Digital Agency Brands Closing? Downturn or politics?

Digital Agency Brands Closing? Downturn or politics?

Beyond Interactionhttp://www.olayan.com/pub/wpp_logo_image01.jpg

Another digital agency is “integrated.”

Not uncommon in a downturn. By integrating agency units holding companies save on management costs (one MD, one CD), are able to maintain team size (two smaller teams become one bigger one) and consolidate overheads across more revenue.

But do we think Beyond is closing because none of Mediacom’s clients are asking for digital services?  Not likely.

This is integration because of the political need and justified by the feeling clients want a single integrated partner, as is commonly reported in the industry press.   The strategy makes sense.  Taking digital-trained teams and distributing them amongst the traditionally-trained ones should end up with both being stronger.  Clients can call on a single account director and get all of their questions answered and needs met.  Unfortunately that isn’t what generally happens.

The question to watch will be what happens to Sloan Broderick and the digital leadership team.  More often then not when the smaller team (the digital one) is assimilated into the bigger shop, the digital team doesn’t end up in the leadership posts.  Or only one or two become part of a management team of 7 to 10 — which doesn’t allow them to make policy changes and quickly leaves the digital leaders disillusioned at the thought of trying to fight to change the course of the supertanker.  Consider Colleen DeCourcy‘s moves through JWT (now focused primarily on RIOT, a digital-led agency), Don Scales leaving Agency.com when it was “aligned” with TBWA (now running iCrossing) and Eric Wheeler at Ogilvy (now running 33across, a digital business).

For the team trying to deliver the work the situation is even worse.  Being integrated often means being surrounded by people that don’t have the same passion you do for digital marketing — and think the term geek has negative not positive connotations.  And this in an industry that changes so quickly you can’t keep up alone.  You need your digital colleagues.

It also frequently means you are reporting to someone that doesn’t understand the issues of trafficking a complex rich media campaign and can’t field an issue that is escalated.

The classic case is the manager saying, “I don’t see what you are so concerned the client wants 3 extra variants on the creative.” When the digital account person knows that with 5 markets and 5 typical online ad layouts plus 5 or so resizes for each, the boss has just agreed to 375 new ad units — all that need to be optimised, tagged, uploaded and trafficked…for tomorrow.

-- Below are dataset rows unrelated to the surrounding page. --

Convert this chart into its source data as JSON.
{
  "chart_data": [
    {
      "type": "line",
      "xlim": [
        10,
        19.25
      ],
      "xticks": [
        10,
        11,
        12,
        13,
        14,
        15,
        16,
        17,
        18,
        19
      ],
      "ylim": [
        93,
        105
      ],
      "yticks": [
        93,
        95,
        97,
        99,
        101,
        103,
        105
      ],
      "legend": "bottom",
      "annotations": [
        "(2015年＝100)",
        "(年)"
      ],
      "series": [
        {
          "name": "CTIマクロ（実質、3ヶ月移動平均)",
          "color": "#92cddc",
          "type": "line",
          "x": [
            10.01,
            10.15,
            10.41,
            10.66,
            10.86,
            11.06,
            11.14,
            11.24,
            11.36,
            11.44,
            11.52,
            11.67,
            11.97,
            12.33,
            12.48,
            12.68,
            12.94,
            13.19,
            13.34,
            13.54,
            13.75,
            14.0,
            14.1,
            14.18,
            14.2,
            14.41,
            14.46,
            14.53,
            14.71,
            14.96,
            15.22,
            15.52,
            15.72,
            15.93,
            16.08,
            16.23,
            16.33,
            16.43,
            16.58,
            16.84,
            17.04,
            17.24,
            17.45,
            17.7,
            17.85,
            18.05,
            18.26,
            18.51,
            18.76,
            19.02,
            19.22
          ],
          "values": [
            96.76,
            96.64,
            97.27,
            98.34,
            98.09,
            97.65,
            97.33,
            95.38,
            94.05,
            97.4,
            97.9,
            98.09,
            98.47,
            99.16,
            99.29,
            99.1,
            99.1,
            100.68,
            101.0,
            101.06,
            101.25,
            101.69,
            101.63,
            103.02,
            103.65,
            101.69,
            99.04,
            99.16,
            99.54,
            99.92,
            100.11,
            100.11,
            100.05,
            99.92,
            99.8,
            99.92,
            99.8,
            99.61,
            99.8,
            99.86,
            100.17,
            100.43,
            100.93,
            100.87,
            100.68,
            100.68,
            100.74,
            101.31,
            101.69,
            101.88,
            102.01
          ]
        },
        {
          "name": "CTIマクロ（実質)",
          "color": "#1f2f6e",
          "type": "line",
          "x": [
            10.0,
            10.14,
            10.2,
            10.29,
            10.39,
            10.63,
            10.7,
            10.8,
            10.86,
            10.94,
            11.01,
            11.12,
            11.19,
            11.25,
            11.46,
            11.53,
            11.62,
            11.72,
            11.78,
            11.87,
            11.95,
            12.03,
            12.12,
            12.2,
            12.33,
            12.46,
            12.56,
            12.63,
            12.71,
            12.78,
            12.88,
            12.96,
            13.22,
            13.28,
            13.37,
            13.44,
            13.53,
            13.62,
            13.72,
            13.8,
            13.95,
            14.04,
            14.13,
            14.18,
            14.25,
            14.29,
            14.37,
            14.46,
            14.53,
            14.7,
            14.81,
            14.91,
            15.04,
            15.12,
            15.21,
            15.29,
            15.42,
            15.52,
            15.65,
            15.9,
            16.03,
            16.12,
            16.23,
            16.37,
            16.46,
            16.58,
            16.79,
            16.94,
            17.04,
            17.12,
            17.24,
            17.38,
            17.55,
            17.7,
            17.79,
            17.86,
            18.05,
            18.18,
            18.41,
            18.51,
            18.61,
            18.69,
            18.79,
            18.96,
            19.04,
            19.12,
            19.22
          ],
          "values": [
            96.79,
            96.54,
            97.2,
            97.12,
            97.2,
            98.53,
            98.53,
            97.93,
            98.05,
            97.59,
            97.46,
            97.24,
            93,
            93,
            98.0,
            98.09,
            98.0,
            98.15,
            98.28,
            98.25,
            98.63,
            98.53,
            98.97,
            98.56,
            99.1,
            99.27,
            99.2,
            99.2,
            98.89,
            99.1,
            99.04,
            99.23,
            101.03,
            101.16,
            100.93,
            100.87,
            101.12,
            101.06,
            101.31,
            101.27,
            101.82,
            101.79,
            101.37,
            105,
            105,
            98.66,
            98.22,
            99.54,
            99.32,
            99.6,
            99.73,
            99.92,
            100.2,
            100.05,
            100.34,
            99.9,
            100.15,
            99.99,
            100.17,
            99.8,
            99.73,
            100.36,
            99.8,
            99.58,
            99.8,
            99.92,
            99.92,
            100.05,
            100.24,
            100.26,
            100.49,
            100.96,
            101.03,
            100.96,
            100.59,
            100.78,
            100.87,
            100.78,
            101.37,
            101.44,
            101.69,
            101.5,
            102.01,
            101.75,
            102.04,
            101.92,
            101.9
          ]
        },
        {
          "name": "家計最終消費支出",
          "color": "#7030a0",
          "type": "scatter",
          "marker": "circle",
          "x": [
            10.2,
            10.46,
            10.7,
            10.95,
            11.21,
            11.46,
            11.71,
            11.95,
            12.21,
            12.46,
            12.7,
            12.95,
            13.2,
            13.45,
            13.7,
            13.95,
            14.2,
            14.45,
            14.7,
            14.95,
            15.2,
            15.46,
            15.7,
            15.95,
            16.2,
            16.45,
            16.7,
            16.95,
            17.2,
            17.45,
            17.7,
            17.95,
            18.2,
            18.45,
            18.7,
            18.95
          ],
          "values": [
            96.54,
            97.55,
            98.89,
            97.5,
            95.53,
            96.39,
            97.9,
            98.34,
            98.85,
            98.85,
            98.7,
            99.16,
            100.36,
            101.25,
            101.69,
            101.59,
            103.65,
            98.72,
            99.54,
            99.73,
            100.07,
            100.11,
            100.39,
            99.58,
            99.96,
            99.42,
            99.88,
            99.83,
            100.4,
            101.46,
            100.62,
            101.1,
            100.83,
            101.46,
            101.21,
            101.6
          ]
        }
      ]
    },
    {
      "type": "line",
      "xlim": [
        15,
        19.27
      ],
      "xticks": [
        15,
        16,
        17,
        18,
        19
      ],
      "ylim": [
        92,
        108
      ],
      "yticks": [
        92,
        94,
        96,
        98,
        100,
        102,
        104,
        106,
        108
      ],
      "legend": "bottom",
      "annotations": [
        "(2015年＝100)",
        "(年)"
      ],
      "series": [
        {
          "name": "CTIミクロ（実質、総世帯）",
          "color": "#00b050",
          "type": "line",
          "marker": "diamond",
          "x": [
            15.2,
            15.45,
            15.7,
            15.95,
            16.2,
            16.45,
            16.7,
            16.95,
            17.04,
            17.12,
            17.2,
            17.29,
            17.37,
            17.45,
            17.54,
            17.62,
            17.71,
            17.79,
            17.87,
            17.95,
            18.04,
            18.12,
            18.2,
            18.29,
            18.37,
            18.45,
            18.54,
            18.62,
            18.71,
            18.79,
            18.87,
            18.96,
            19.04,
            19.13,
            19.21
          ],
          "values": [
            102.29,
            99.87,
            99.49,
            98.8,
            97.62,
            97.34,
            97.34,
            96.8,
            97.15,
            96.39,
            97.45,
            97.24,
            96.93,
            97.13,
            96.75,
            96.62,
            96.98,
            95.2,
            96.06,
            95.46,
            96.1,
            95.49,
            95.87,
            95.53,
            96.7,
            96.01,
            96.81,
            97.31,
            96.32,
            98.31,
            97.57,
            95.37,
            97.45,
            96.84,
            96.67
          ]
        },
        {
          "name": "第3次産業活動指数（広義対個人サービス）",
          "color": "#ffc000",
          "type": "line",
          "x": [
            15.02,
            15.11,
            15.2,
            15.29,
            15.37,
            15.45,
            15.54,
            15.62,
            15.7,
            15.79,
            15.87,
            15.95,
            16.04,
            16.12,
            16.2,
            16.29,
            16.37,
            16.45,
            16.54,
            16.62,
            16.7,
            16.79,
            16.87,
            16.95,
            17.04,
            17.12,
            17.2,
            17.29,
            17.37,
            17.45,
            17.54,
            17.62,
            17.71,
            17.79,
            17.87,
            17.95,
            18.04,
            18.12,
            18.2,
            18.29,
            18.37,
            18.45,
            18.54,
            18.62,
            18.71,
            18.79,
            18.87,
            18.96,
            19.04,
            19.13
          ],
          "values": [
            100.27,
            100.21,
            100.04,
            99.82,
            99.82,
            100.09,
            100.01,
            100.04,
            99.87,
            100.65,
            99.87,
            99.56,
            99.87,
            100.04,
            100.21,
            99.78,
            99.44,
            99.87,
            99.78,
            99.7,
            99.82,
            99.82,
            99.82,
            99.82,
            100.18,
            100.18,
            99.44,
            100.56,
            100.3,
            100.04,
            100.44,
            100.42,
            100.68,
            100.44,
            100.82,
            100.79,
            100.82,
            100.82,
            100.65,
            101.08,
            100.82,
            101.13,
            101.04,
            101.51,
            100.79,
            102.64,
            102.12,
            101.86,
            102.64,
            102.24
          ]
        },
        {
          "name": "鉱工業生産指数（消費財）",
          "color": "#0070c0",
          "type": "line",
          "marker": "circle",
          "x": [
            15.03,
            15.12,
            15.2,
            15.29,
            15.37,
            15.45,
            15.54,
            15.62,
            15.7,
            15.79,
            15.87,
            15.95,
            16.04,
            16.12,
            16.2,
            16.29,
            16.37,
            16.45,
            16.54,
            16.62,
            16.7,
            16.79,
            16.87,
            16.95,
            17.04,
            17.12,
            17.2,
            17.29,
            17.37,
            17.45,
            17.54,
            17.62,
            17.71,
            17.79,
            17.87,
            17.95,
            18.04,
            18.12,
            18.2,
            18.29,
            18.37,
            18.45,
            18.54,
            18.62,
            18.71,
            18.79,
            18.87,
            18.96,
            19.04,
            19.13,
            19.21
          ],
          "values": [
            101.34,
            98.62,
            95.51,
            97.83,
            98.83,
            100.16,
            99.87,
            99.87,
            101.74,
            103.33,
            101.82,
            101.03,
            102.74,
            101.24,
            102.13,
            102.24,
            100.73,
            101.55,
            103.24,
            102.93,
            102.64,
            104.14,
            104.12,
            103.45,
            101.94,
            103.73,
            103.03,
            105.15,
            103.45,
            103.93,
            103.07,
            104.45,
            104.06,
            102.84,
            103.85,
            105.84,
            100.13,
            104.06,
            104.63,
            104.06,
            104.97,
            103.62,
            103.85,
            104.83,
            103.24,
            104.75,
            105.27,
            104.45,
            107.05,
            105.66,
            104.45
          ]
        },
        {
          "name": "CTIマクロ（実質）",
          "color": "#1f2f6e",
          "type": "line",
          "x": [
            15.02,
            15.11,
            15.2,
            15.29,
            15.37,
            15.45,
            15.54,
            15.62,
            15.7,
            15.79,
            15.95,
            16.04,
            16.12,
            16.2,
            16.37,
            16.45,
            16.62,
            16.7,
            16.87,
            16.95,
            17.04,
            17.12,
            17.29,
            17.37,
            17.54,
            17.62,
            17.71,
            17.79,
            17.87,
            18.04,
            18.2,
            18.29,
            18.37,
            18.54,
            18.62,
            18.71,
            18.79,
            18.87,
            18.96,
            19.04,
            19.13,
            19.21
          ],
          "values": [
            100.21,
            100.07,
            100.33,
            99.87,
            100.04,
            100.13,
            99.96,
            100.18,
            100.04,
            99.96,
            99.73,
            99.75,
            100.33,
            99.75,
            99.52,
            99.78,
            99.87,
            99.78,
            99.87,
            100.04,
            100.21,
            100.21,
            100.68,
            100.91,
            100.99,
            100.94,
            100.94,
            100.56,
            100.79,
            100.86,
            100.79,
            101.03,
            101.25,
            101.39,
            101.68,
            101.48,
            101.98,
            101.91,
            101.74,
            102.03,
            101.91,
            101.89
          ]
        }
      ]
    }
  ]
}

Or perhaps a more fundemental issue like proposing the need for a media plan template change to accommodte behavioural targeting, in-campaign optimisation or templated creative.  On the creative agency side consider our isolated account manager being caught by the big agency creative director (with all the ego this position requires) trying to break up the creative black box asking the solutions be developed collaboratively rather then in isolation by the art director-copy writer  teams.

In the Revolution article linked to above, Kevin Murphy, joint-MD of Zed Media, comments that

It’s clear that many traditional agencies still have some catching up to
do, but they’re doing it fast. Digital specialists will no doubt be
looking at selling up while they still have some real value, or
concentrate on forming close strategic partnerships with larger agency
networks.

I’ve got a slightly different opinion.  Being part of an integrated group has huge benefits, but being an “integrated” team is a disaster.  And I think the next year will prove it when I update the headcount figures.

WPP Moves Beyond, Beyond: Digital Brand Will Cease To Interact

by Joe Mandese1 hour ago

As part of a reorganization that will more seamlessly integrate its traditional and digital media services brands, WPP’s MediaCom Worldwide unit next month will drop its Beyond Interaction brand, and will consolidate all its digital operations under the MediaCom Interaction name, Online Media Daily has learned. The move marks an end to one of Madison Avenue’s seminal digital media brands, and one which WPP acquired in 2005 as part of its acquisition of then Beyond parent Grey Advertising.